Emissions testing, carried out by German lobby group Deutsche Umwelthilfe (DUH Group) has returned results that potentially reveal that both Renault and Opel have engines that do not meet claimed NOx outputs.
Both manufacturers have denied the claims, and have demanded to see the documentation surrounding the test procedure, claiming the tests were not carried out in line with regulations.
DUH Group’s results have not been independently verified, but allege that the Renault Espace people mover, when fitted with a 1.6 litre turbo diesel, produced emissions up to 25 times beyond legal limits.
In response, Renault issued a statement saying, “Renault reiterates that Espace complies with applicable regulations, just as all its vehicles.”
“The report shows important variations in test findings which are not conclusive and require “additional measurements”.”
Similarly, an earlier test conducted on the 1.6 litre diesel Opel Zafira revealed emissions discrepancies, at that time Opel ran its own testing, supervised by Germany’s TÜV certification body, which rejected the claims.
Neither of the two vehicles in question are offered for sale in Australia.

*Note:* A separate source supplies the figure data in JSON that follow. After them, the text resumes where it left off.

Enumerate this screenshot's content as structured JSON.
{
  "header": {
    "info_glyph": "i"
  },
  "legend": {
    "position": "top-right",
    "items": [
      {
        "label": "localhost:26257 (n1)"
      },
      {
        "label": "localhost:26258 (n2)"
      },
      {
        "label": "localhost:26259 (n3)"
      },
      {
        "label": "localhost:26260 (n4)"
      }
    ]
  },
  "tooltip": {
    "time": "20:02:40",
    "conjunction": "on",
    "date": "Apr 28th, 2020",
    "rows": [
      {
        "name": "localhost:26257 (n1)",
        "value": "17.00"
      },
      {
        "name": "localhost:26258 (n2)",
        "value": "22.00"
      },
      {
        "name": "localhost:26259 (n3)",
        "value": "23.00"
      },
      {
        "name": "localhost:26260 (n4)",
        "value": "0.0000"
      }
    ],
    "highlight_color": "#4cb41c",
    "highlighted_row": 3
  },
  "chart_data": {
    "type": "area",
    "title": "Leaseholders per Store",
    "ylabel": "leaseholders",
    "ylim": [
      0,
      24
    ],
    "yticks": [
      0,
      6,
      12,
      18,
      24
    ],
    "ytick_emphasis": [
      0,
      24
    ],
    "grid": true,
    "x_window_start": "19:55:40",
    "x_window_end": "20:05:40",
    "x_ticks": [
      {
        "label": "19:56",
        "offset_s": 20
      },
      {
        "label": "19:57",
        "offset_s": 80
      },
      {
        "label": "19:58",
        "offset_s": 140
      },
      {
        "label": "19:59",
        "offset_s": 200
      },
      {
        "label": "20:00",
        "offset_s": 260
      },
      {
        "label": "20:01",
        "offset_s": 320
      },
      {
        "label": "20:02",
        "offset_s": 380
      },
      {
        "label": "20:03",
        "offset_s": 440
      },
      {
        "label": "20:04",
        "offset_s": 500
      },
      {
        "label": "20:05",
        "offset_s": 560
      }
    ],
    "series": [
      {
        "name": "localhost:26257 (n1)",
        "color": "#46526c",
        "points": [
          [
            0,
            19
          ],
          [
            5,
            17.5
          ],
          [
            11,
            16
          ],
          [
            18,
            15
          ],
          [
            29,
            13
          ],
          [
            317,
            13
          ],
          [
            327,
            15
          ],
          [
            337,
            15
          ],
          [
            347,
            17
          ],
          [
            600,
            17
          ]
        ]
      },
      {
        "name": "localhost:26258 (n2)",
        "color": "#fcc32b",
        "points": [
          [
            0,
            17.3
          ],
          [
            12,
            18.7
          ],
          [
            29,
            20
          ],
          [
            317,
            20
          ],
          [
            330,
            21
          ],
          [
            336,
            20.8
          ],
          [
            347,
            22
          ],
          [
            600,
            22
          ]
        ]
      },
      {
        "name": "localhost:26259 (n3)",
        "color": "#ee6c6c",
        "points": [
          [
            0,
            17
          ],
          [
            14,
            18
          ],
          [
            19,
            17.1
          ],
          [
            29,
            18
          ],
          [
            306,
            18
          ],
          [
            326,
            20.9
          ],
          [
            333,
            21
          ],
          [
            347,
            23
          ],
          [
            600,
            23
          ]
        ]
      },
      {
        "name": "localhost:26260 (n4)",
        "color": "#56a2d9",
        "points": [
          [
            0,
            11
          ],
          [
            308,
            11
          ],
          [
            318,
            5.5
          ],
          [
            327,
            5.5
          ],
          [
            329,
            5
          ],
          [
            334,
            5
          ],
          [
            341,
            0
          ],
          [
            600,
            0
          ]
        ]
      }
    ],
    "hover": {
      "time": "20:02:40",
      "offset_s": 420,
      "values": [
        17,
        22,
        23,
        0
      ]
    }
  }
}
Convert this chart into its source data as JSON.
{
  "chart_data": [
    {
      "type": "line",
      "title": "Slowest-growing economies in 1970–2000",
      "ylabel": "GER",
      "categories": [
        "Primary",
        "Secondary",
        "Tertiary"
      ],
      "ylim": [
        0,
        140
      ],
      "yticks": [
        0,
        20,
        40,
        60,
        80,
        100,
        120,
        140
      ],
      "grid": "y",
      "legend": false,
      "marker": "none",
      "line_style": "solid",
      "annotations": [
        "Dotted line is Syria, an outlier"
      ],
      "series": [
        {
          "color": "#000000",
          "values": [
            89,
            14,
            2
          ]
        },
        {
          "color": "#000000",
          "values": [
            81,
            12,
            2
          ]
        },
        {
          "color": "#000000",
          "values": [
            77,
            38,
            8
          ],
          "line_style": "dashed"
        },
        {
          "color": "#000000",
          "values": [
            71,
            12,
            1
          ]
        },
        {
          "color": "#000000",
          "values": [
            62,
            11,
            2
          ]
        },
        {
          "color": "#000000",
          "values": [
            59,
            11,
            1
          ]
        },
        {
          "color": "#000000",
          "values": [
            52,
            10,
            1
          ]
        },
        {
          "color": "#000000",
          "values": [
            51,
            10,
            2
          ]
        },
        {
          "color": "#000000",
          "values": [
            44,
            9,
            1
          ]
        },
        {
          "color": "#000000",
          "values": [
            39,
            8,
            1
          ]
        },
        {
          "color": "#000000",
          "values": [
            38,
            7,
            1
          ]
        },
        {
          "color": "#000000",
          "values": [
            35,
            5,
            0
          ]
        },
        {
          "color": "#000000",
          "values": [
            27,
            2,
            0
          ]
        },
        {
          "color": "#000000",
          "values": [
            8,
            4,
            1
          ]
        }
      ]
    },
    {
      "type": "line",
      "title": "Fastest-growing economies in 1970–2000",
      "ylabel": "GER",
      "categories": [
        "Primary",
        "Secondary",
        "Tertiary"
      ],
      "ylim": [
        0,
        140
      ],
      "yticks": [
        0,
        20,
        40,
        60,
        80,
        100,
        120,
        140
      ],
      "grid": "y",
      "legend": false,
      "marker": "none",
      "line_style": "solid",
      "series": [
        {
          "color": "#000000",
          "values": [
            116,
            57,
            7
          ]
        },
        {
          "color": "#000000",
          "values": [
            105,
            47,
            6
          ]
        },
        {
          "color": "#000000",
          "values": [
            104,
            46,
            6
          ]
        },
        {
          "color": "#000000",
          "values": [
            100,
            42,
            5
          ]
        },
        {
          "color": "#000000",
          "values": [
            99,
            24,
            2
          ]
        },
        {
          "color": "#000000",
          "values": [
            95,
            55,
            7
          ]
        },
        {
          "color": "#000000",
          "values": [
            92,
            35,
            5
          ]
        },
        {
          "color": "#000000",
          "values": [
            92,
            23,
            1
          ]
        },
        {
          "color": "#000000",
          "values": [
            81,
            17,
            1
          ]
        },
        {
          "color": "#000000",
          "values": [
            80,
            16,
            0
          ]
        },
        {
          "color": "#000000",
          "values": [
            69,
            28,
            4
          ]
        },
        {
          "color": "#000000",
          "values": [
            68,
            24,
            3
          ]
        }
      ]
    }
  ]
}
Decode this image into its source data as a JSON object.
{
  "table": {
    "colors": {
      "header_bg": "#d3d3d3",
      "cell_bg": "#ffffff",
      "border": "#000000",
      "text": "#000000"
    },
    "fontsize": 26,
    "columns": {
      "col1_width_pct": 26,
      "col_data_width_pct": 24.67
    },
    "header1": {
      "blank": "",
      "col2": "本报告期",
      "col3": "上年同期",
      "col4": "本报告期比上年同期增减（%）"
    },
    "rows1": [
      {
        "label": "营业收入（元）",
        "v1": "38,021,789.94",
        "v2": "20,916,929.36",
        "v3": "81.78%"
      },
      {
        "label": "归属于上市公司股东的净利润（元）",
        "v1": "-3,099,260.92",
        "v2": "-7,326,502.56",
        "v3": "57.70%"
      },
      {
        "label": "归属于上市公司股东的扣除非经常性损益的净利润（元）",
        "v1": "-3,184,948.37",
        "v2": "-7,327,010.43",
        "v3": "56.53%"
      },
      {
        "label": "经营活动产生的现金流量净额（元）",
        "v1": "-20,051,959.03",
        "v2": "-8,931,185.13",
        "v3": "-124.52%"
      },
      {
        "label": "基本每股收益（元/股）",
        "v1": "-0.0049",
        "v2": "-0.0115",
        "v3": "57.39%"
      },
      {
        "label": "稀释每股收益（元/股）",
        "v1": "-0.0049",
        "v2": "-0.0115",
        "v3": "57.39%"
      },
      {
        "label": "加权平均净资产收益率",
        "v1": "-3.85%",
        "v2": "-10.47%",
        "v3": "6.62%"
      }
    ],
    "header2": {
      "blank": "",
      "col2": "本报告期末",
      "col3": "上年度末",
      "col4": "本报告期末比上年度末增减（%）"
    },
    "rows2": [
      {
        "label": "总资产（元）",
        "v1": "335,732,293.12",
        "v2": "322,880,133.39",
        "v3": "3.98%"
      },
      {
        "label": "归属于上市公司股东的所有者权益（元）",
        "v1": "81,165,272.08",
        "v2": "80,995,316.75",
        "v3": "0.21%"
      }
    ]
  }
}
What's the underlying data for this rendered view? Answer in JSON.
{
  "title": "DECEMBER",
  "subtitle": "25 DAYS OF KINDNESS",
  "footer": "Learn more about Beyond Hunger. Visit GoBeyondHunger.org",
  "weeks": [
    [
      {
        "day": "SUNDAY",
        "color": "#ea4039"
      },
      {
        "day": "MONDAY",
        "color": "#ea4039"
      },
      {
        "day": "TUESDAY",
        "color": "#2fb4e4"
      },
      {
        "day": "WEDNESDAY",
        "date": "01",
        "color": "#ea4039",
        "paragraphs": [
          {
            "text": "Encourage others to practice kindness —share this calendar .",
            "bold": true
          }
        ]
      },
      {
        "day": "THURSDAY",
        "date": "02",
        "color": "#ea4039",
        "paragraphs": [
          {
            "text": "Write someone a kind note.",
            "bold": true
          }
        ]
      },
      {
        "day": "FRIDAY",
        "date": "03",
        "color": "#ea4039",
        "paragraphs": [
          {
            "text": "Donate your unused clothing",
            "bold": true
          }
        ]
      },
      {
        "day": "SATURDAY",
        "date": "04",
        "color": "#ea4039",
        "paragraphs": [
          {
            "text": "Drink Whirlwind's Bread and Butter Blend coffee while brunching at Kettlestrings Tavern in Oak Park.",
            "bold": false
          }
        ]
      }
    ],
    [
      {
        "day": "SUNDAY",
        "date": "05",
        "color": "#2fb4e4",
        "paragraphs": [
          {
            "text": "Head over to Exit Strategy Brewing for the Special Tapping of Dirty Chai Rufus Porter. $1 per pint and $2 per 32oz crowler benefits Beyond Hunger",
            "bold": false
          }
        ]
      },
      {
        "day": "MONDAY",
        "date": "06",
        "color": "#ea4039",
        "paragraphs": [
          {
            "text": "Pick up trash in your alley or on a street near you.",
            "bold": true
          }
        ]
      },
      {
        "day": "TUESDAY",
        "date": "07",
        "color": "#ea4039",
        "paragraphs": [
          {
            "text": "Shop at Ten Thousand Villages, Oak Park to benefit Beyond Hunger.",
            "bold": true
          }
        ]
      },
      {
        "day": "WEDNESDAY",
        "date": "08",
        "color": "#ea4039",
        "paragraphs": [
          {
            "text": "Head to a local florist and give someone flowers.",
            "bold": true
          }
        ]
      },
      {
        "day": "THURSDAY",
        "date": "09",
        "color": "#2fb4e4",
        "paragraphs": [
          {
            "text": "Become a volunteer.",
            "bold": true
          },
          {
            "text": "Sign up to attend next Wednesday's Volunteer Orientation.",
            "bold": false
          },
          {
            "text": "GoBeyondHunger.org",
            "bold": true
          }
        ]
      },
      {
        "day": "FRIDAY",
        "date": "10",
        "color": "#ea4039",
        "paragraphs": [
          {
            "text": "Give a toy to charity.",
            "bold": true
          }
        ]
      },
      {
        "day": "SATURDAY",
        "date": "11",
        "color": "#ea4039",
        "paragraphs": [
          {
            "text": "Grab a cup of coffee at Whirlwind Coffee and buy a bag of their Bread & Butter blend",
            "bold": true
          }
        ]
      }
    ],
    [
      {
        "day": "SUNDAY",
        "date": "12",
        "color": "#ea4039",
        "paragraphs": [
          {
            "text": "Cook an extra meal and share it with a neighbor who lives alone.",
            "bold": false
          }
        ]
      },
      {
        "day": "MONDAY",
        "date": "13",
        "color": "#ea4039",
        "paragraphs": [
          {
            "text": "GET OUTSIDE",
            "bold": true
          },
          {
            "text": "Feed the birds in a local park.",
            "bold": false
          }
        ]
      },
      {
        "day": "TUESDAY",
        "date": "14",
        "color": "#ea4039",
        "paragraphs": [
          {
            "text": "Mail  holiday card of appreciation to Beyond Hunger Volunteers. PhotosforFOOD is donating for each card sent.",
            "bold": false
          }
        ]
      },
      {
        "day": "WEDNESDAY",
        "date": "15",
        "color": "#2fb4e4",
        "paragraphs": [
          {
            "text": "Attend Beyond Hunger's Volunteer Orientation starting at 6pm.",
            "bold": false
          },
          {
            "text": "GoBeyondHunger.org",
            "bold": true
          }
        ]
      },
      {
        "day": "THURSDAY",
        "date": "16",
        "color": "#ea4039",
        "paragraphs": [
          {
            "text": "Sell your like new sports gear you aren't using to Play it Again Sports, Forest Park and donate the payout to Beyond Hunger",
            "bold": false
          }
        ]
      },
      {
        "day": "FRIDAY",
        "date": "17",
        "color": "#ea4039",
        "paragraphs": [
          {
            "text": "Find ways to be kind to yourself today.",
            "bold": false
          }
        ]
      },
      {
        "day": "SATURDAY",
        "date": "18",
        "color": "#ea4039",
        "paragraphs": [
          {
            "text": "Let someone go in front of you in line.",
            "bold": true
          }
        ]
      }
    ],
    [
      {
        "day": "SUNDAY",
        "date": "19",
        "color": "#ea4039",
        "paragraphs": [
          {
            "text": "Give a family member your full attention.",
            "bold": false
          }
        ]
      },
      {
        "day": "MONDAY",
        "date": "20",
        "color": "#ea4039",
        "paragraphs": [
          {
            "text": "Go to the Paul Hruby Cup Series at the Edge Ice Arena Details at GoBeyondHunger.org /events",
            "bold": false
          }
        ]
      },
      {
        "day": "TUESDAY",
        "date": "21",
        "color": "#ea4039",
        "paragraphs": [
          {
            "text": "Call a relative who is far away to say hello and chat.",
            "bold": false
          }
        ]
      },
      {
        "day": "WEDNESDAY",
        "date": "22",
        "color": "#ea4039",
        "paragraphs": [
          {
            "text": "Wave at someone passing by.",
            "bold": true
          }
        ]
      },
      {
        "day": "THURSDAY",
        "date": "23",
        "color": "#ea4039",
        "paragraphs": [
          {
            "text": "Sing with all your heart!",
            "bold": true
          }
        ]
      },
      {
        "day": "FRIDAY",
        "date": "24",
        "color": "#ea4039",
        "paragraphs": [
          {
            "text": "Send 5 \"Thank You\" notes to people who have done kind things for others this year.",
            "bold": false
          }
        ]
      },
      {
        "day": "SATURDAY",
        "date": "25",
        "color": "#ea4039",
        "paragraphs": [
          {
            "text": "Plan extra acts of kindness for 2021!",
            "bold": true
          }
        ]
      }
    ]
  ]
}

The findings are a result of Volkswagen’s emissions testing scandal, which has brought the test results of other European manufacturers into question.
While many makers have already released statements confirming their compliance with emissions regulations, test authorities have gone into overdrive to find the next potential emissions cheat.
In late September DUH Group published similar claims regarding diesel engines from Mercedes-Benz, a claim sharply denied by the company.
Peugeot admits that certain ‘testing optimisations’ exist under the current regime to enhance figures, and it is widely acknowledged that most manufacturers take advantage of these optimisations to arrive at the best possible test results.
In the case of claims against renault however, the DUH Group alleges that an emissions defeat device, similar to that used by Volkswagen, is at play in the Espace diesel.
Cold engine testing returned emissions results within the allowable range, while a hot engine, and high-speed tests yielded results up to 25 times above permissible nitrogen oxides limits.